Exotic Higgs Decays at a Muon Collider

TL;DR

This paper evaluates a future muon collider's ability to detect exotic Higgs decays into light scalars, using machine learning to enhance sensitivity in specific decay channels, surpassing current collider limits.

Contribution

It introduces a detailed analysis of exotic Higgs decay detection at muon colliders, highlighting improved sensitivities over existing methods and exploring different decay modes and energies.

Findings

The 4b decay mode can detect BR(h→SS→4b) down to 10^{-2} at 3 TeV and 10^{-3} at 10 TeV.

The 2b2μ mode can probe BR(h→SS→2b2μ) down to 10^{-5} at 10 TeV.

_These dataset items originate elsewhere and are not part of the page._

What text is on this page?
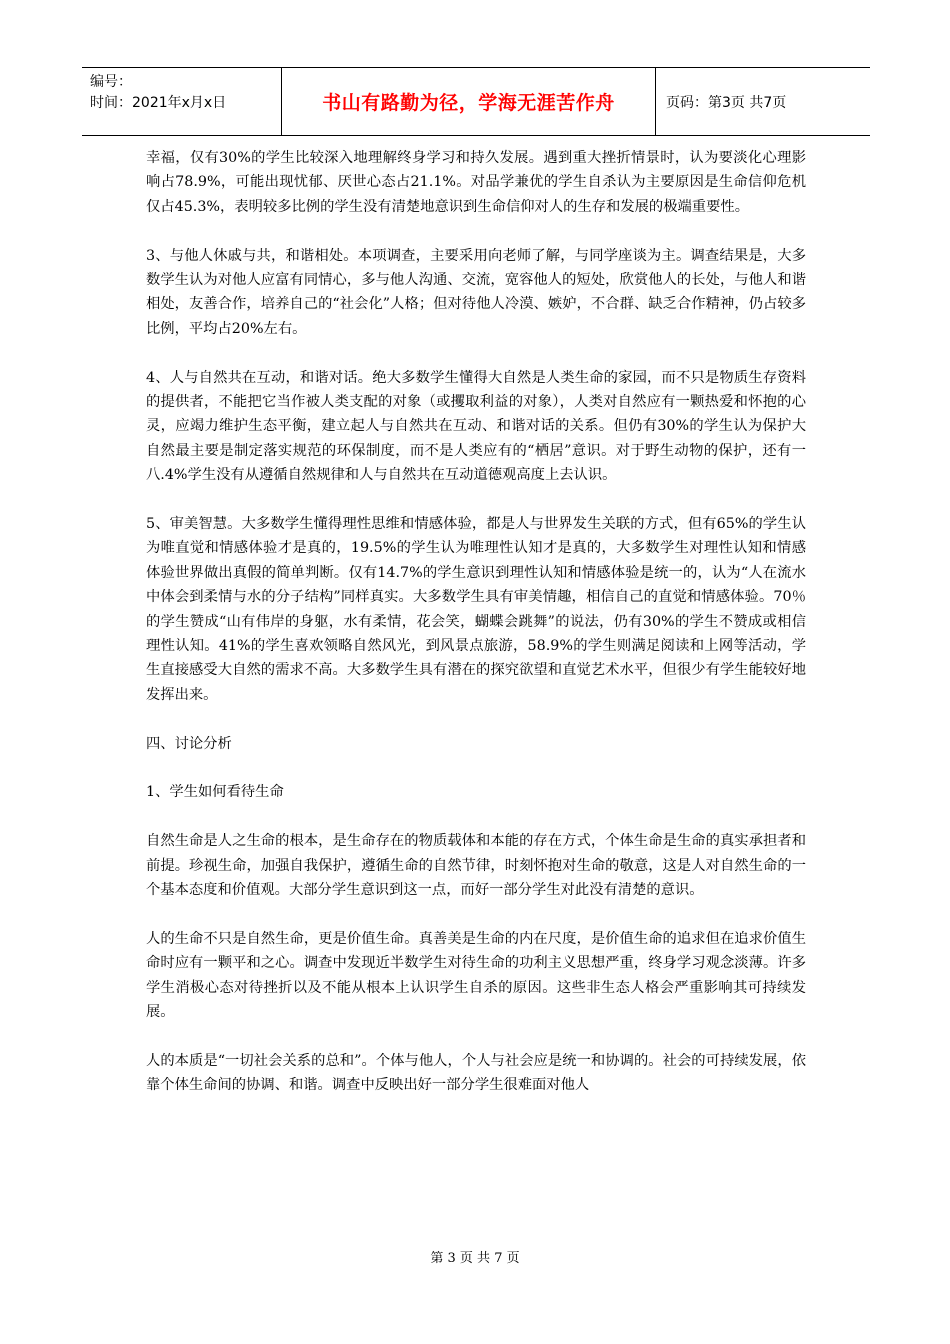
编号：
时间：2021年x月x日	书山有路勤为径，学海无涯苦作舟	页码：第3页 共7页

幸福，仅有30%的学生比较深入地理解终身学习和持久发展。遇到重大挫折情景时，认为要淡化心理影响占78.9%，可能出现忧郁、厌世心态占21.1%。对品学兼优的学生自杀认为主要原因是生命信仰危机仅占45.3%，表明较多比例的学生没有清楚地意识到生命信仰对人的生存和发展的极端重要性。

3、与他人休戚与共，和谐相处。本项调查，主要采用向老师了解，与同学座谈为主。调查结果是，大多数学生认为对他人应富有同情心，多与他人沟通、交流，宽容他人的短处，欣赏他人的长处，与他人和谐相处，友善合作，培养自己的“社会化”人格；但对待他人冷漠、嫉妒，不合群、缺乏合作精神，仍占较多比例，平均占20%左右。

4、人与自然共在互动，和谐对话。绝大多数学生懂得大自然是人类生命的家园，而不只是物质生存资料的提供者，不能把它当作被人类支配的对象（或攫取利益的对象），人类对自然应有一颗热爱和怀抱的心灵，应竭力维护生态平衡，建立起人与自然共在互动、和谐对话的关系。但仍有30%的学生认为保护大自然最主要是制定落实规范的环保制度，而不是人类应有的“栖居”意识。对于野生动物的保护，还有一八.4%学生没有从遵循自然规律和人与自然共在互动道德观高度上去认识。

5、审美智慧。大多数学生懂得理性思维和情感体验，都是人与世界发生关联的方式，但有65%的学生认为唯直觉和情感体验才是真的，19.5%的学生认为唯理性认知才是真的，大多数学生对理性认知和情感体验世界做出真假的简单判断。仅有14.7%的学生意识到理性认知和情感体验是统一的，认为“人在流水中体会到柔情与水的分子结构”同样真实。大多数学生具有审美情趣，相信自己的直觉和情感体验。70％的学生赞成“山有伟岸的身躯，水有柔情，花会笑，蝴蝶会跳舞”的说法，仍有30%的学生不赞成或相信理性认知。41%的学生喜欢领略自然风光，到风景点旅游，58.9%的学生则满足阅读和上网等活动，学生直接感受大自然的需求不高。大多数学生具有潜在的探究欲望和直觉艺术水平，但很少有学生能较好地发挥出来。

四、讨论分析

1、学生如何看待生命

自然生命是人之生命的根本，是生命存在的物质载体和本能的存在方式，个体生命是生命的真实承担者和前提。珍视生命，加强自我保护，遵循生命的自然节律，时刻怀抱对生命的敬意，这是人对自然生命的一个基本态度和价值观。大部分学生意识到这一点，而好一部分学生对此没有清楚的意识。

人的生命不只是自然生命，更是价值生命。真善美是生命的内在尺度，是价值生命的追求但在追求价值生命时应有一颗平和之心。调查中发现近半数学生对待生命的功利主义思想严重，终身学习观念淡薄。许多学生消极心态对待挫折以及不能从根本上认识学生自杀的原因。这些非生态人格会严重影响其可持续发展。

人的本质是“一切社会关系的总和”。个体与他人，个人与社会应是统一和协调的。社会的可持续发展，依靠个体生命间的协调、和谐。调查中反映出好一部分学生很难面对他人

第 3 页 共 7 页
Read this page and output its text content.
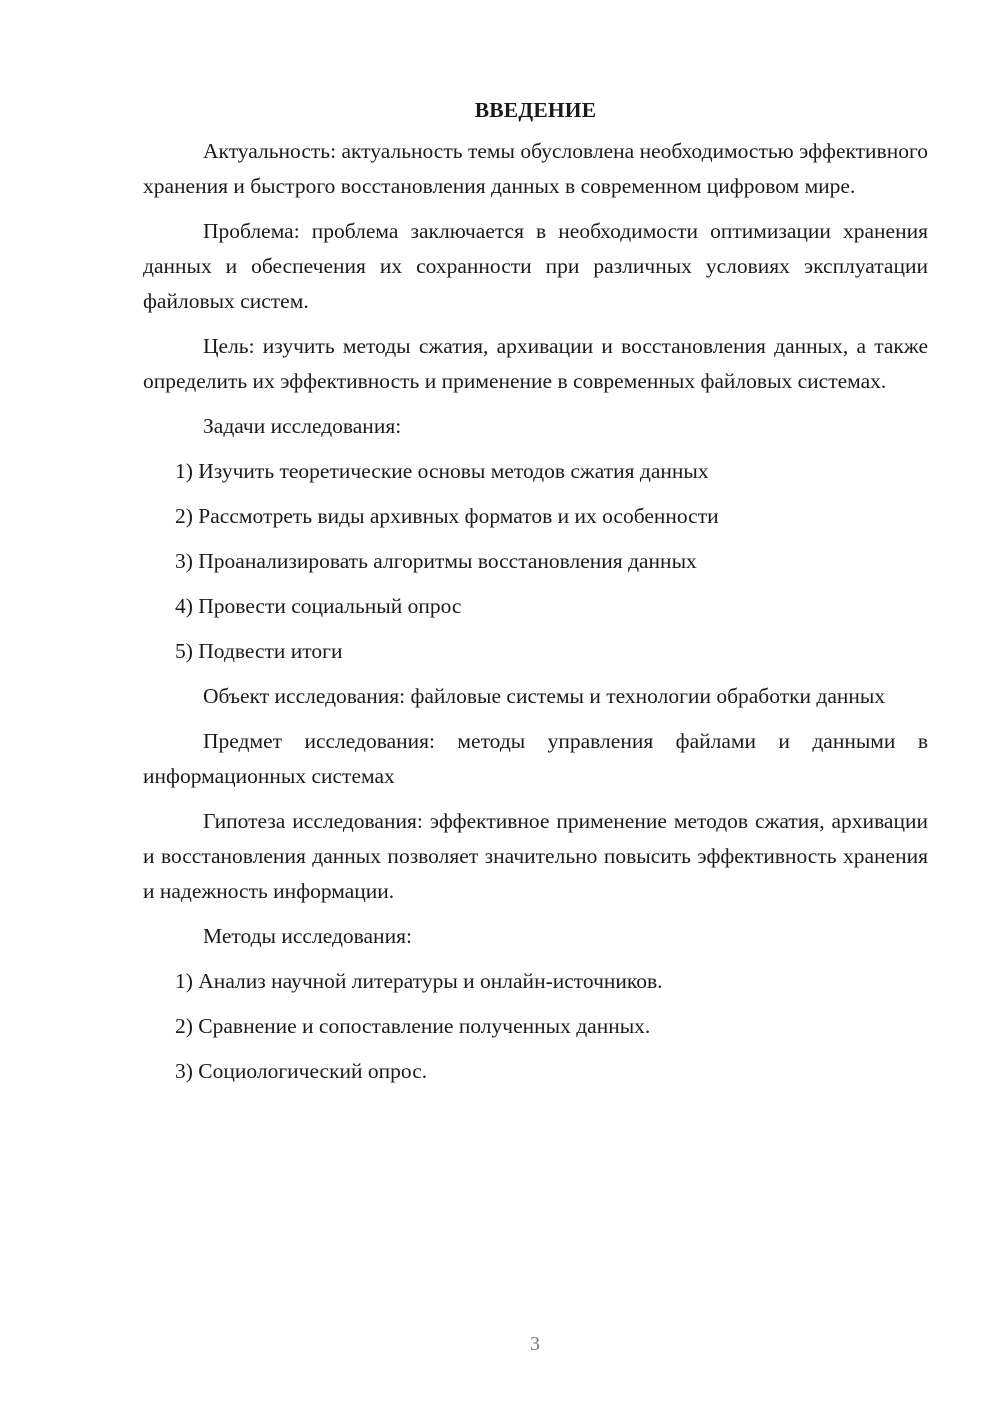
ВВЕДЕНИЕ

Актуальность: актуальность темы обусловлена необходимостью эффективного хранения и быстрого восстановления данных в современном цифровом мире.

Проблема: проблема заключается в необходимости оптимизации хранения данных и обеспечения их сохранности при различных условиях эксплуатации файловых систем.

Цель: изучить методы сжатия, архивации и восстановления данных, а также определить их эффективность и применение в современных файловых системах.

Задачи исследования:

1) Изучить теоретические основы методов сжатия данных

2) Рассмотреть виды архивных форматов и их особенности

3) Проанализировать алгоритмы восстановления данных

4) Провести социальный опрос

5) Подвести итоги

Объект исследования: файловые системы и технологии обработки данных

Предмет исследования: методы управления файлами и данными в информационных системах

Гипотеза исследования: эффективное применение методов сжатия, архивации и восстановления данных позволяет значительно повысить эффективность хранения и надежность информации.

Методы исследования:

1) Анализ научной литературы и онлайн-источников.

2) Сравнение и сопоставление полученных данных.

3) Социологический опрос.

3
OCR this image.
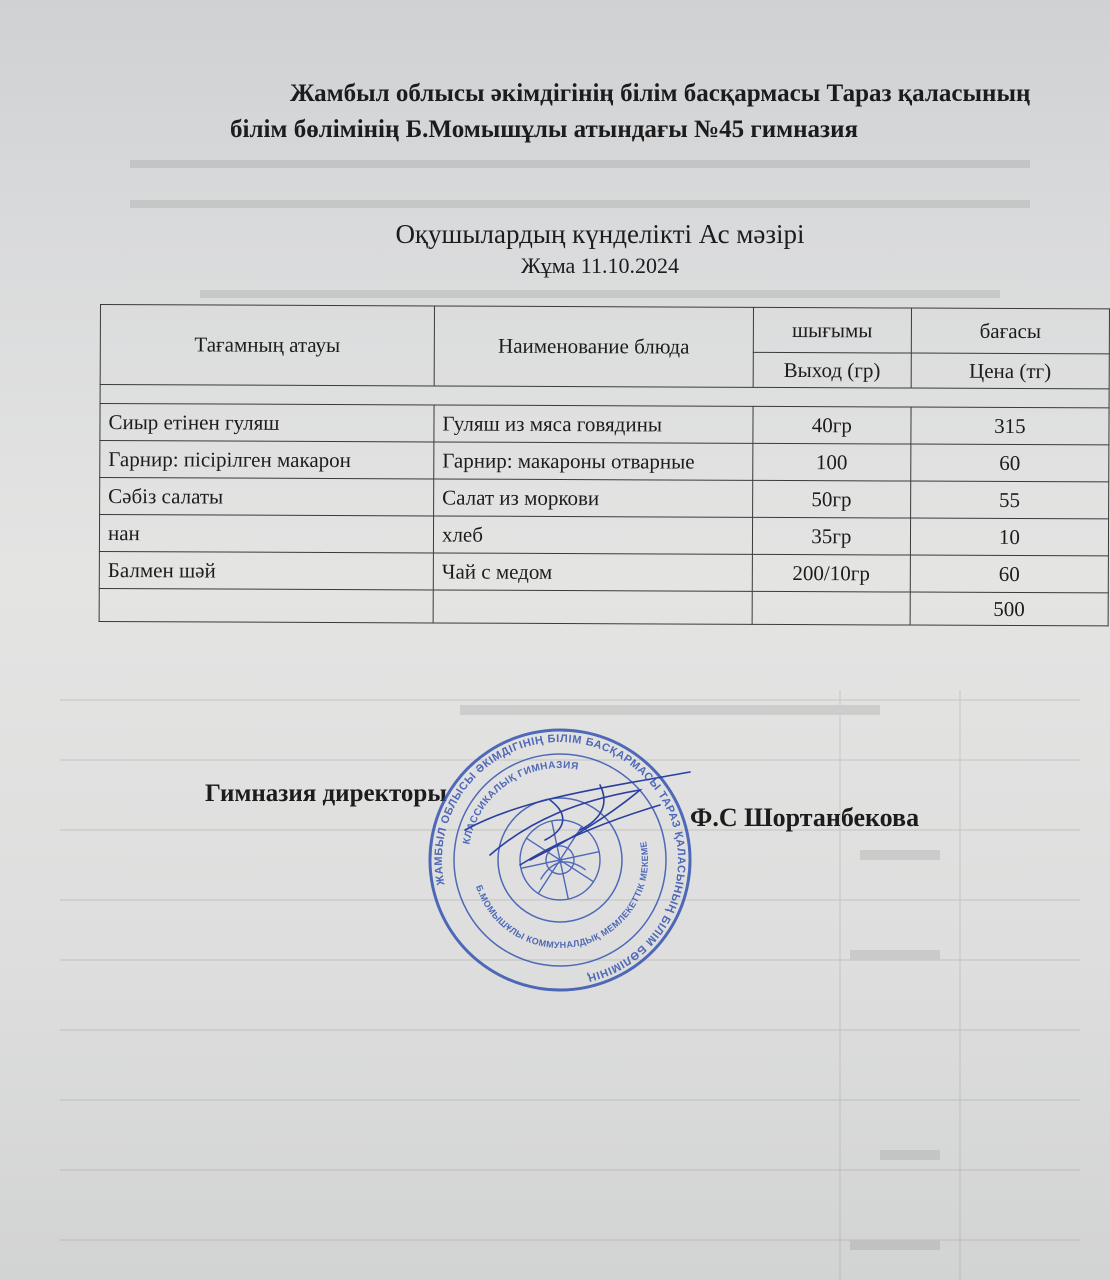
Жамбыл облысы әкімдігінің білім басқармасы Тараз қаласының
білім бөлімінің Б.Момышұлы атындағы №45 гимназия
Оқушылардың күнделікті Ас мәзірі
Жұма 11.10.2024
Тағамның атауы	Наименование блюда	шығымы	бағасы
		Выход (гр)	Цена (тг)

Сиыр етінен гуляш	Гуляш из мяса говядины	40гр	315
Гарнир: пісірілген макарон	Гарнир: макароны отварные	100	60
Сәбіз салаты	Салат из моркови	50гр	55
нан	хлеб	35гр	10
Балмен шәй	Чай с медом	200/10гр	60
			500
Гимназия директоры
Ф.С Шортанбекова
ЖАМБЫЛ ОБЛЫСЫ ӘКІМДІГІНІҢ БІЛІМ БАСҚАРМАСЫ ТАРАЗ ҚАЛАСЫНЫҢ БІЛІМ БӨЛІМІНІҢ
КЛАССИКАЛЫҚ ГИМНАЗИЯ
Б.МОМЫШҰЛЫ КОММУНАЛДЫҚ МЕМЛЕКЕТТІК МЕКЕМЕСІ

Sensitivity to BR(h→SS) remains high when S decays predominantly into b-quarks.

Abstract

We study the sensitivity of a future muon collider to exotic Higgs decays in a minimal scenario of Standard Model (SM) augmented with a light singlet scalar $S$. We consider the decay $h\to SS$ and $S$'s subsequently decay back to SM. In particular, we focus on final states with four bottom quarks ($4b$), or two bottom quarks and two muons ($2b2\mu$). Analyses are performed for two muon collider benchmark configurations: center-of-mass collision energy $\sqrt{s}=3~\mathrm{TeV}$ with $1~\mathrm{ab}^{-1}$ data and $\sqrt{s}=10~\mathrm{TeV}$ with $10~\mathrm{ab}^{-1}$ data. Machine-learning techniques are applied to suppress backgrounds and mitigate jet-combinatorics effects in both channels. We find that the $4b$ mode could be sensitive to the branching ratio, BR$(h \to SS \to 4b)$, of ${\cal O}(10^{-2})$ at 3 TeV and ${\cal O}(10^{-3})$ at 10 TeV, significantly improving upon high-luminosity LHC projections. In the Higgs-portal model with $S$ coupling to SM only through mixing with the Higgs, the sensitivities to BR$(h \to SS)$ remain at the same level given ${\cal O}(1)$ branching fraction of $S$ decaying into $b$-quarks. The $2b2\mu$ mode benefits from a clean dimuon resonance and can probe BR$(h\to SS\to 2b2\mu)$ down to $10^{-5}$ level at a 10 TeV muon collider. But the sensitivity to BR$(h \to SS)$ will be significantly reduced due to the small branching fraction of $S$ decaying into muons in the Higgs portal model.